Expected game score as a function of stockfish position evaluation and the human player's ELO rating - Chess Forums

Hedgehog_InTheFog

Feb 4, 2025

0

#1

Stockfish (as well as many other engines) can provide a win-draw-loss (or expected game score) evaluation of a position. This of course is based on the engine playing against itself - human's player's success rate would be different depending on their skill level.

It would be very interesting to obtain statistical data that show win-draw-loss probabilities (or expected game score) for a human player with a given ELO rating as a function of position evaluation obtained from Stockfish or another strong engine. For low rating levels the confidence of such estimate would be very low and improve substantially for higher ratings.

The idea seems to lie on the surface and is not difficult to implement (although likely requires appreciable computing resources to run analysis on a large database of games). I have not been able to find such analysis in public domain, perhaps not formulating the my search queries correctly. Does anyone have references or can suggest why this is not a valid problem to solve?

I strongly suspect that the expected points model that chess.com describes in general terms as a basis of their game review is based on something similar. Even if so the data behind this model is not publicly available (or I don't know where to look).

boltonchessfans

Feb 5, 2025

0

#2

An ELO number may need more parameters to modify the evaluation, I find from games that it would depend on the position and how much strategy versus tactics needed from that position. A person would need to play enough games for the algorithm to know the player style. Then for some games a player may be focused and others rushed because kids banging on the bathroom door.

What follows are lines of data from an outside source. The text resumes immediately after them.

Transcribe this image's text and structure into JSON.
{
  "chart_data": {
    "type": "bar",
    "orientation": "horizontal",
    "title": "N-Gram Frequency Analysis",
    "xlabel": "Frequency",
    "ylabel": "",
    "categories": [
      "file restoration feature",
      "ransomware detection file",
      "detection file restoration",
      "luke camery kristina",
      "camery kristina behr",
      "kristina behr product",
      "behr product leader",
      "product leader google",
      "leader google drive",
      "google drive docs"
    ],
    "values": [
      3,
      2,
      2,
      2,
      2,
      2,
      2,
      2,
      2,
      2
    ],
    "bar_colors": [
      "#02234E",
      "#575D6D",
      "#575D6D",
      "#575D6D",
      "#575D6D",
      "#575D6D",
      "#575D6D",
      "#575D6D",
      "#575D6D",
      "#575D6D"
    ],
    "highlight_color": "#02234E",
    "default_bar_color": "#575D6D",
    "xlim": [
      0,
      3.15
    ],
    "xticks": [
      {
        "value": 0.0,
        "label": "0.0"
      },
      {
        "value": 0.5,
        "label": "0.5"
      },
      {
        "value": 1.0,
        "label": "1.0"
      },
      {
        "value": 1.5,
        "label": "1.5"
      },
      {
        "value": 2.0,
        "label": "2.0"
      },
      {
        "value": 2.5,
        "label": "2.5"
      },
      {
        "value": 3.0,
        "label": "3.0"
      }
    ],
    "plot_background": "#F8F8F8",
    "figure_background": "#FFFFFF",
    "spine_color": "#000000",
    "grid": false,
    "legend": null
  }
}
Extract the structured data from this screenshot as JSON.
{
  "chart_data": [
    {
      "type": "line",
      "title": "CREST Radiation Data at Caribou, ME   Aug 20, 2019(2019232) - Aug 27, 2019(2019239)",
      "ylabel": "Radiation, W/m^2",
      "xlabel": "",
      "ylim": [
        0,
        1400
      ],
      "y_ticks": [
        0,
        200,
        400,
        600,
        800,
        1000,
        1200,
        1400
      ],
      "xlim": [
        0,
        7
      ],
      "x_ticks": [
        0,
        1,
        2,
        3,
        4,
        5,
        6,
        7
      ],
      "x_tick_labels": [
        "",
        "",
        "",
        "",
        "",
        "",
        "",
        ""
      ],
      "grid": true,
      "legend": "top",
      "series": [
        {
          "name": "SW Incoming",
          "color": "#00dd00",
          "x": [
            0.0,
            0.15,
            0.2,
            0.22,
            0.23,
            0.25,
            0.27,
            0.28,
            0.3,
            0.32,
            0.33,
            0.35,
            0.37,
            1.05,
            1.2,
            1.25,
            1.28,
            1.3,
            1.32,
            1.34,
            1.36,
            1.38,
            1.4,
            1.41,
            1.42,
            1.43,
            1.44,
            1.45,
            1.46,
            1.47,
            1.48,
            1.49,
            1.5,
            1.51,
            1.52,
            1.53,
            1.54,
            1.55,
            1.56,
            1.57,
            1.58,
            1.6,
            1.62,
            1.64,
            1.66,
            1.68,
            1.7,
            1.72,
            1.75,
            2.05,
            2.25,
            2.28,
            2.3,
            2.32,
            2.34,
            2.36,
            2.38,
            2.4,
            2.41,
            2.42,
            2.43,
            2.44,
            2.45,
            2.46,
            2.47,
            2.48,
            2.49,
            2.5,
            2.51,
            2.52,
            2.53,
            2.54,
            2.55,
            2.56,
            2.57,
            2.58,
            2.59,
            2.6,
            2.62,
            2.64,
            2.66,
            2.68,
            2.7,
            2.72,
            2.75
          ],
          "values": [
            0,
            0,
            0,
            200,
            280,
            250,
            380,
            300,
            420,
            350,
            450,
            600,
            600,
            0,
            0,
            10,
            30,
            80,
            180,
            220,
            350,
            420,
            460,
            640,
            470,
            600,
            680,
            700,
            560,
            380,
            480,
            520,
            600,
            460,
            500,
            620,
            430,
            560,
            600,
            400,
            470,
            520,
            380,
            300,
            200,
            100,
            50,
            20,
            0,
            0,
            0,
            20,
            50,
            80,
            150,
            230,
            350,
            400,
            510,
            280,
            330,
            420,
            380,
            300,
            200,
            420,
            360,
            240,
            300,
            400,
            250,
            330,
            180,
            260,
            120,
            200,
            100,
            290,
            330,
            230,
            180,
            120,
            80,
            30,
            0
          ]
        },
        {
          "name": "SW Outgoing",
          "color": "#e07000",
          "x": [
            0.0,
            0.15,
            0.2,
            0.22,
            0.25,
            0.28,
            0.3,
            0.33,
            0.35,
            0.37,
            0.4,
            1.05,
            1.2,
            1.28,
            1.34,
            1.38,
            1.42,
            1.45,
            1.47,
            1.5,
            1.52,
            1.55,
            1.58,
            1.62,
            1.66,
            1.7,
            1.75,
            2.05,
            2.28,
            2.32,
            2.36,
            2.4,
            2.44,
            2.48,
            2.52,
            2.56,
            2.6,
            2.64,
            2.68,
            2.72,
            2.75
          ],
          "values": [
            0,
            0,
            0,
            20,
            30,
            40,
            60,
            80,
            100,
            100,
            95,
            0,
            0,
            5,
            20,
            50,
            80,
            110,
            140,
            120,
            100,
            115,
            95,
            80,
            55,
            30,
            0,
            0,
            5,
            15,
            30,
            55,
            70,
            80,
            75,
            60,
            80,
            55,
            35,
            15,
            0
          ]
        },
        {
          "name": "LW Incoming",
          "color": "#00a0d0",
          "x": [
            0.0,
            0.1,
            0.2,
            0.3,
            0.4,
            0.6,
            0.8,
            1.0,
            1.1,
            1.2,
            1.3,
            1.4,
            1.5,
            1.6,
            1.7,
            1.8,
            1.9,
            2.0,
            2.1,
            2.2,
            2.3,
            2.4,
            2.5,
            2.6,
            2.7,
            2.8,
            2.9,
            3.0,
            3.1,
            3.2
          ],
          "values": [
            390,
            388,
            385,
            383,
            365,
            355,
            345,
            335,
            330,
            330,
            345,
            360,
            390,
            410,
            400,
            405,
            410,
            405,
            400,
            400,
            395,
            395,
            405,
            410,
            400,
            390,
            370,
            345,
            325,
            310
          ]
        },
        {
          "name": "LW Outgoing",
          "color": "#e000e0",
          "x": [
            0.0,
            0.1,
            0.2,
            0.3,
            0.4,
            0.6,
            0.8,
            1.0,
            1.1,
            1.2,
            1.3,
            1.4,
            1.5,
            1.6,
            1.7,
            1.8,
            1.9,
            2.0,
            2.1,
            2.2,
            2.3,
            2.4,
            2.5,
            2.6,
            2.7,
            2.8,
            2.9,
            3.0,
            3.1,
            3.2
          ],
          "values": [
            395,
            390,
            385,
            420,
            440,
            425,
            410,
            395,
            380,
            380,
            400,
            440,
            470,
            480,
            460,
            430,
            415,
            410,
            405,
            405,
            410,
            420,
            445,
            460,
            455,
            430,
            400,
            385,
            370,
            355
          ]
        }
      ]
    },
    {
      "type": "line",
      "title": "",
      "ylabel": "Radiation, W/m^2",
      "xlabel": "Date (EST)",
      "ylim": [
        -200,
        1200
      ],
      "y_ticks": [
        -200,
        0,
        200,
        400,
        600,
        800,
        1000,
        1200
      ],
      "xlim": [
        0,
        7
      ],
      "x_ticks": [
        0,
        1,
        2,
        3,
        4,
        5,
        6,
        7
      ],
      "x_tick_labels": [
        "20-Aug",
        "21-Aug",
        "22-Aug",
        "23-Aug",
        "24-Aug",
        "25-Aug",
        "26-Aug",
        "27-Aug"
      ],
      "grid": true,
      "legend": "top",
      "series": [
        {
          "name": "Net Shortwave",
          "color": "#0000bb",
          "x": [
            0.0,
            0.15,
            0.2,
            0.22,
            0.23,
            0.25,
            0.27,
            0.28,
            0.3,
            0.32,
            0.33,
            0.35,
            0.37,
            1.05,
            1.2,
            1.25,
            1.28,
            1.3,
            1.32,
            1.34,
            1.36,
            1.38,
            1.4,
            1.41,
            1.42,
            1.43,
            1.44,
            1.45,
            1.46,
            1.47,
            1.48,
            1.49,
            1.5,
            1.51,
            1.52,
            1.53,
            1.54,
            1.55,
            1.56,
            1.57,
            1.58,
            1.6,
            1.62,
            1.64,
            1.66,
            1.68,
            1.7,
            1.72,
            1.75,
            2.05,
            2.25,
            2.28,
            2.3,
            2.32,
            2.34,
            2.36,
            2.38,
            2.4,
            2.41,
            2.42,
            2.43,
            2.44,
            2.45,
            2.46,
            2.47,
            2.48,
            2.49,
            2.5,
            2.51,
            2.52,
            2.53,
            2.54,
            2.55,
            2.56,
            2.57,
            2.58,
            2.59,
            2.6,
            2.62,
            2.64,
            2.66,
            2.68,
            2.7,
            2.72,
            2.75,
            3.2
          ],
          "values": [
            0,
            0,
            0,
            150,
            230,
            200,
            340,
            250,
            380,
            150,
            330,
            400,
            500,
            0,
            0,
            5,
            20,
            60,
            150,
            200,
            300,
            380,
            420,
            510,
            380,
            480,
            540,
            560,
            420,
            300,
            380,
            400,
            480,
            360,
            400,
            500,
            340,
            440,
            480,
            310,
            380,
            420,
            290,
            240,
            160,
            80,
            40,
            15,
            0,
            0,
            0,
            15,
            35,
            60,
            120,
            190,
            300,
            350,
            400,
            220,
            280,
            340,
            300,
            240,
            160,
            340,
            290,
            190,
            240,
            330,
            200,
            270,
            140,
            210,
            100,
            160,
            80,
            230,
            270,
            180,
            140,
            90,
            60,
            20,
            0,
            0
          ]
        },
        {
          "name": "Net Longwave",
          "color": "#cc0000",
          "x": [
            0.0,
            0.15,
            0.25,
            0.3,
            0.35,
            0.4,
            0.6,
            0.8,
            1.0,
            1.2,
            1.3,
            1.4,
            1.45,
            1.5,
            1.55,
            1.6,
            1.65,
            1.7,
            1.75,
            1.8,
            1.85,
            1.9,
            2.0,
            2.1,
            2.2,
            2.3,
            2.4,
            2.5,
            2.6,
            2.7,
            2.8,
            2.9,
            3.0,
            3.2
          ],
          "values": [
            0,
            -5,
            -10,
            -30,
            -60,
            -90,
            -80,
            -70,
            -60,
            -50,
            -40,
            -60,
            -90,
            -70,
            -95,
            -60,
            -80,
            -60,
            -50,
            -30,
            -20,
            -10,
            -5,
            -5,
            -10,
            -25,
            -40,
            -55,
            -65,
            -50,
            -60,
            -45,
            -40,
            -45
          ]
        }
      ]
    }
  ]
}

An interesting format I found is when the game adjusts starting material based on ELO mismatch to give both players a fair chance at winning the game which kind of predicts how a game will play based on player ELO.

Hedgehog_InTheFog

Feb 5, 2025

0

#3

Ideally yes, we would include an indication of how much the position evaluation is rooted in the available tactics as an additional parameter. This may be estimated by following principal variation proposed by the engine and observing the changes in pure material balance. One can also throw in the ratings delta, as well as other parameters, complicating the model. As it stands however, so far I could not find any reference to any version of such analysis, simple or more complex.

Hedgehog_InTheFog

Feb 5, 2025

0

#4

I also realized that the Game Analysis forum may not be the most appropriate for this thread but I hesitate to place it better on chess.com forums.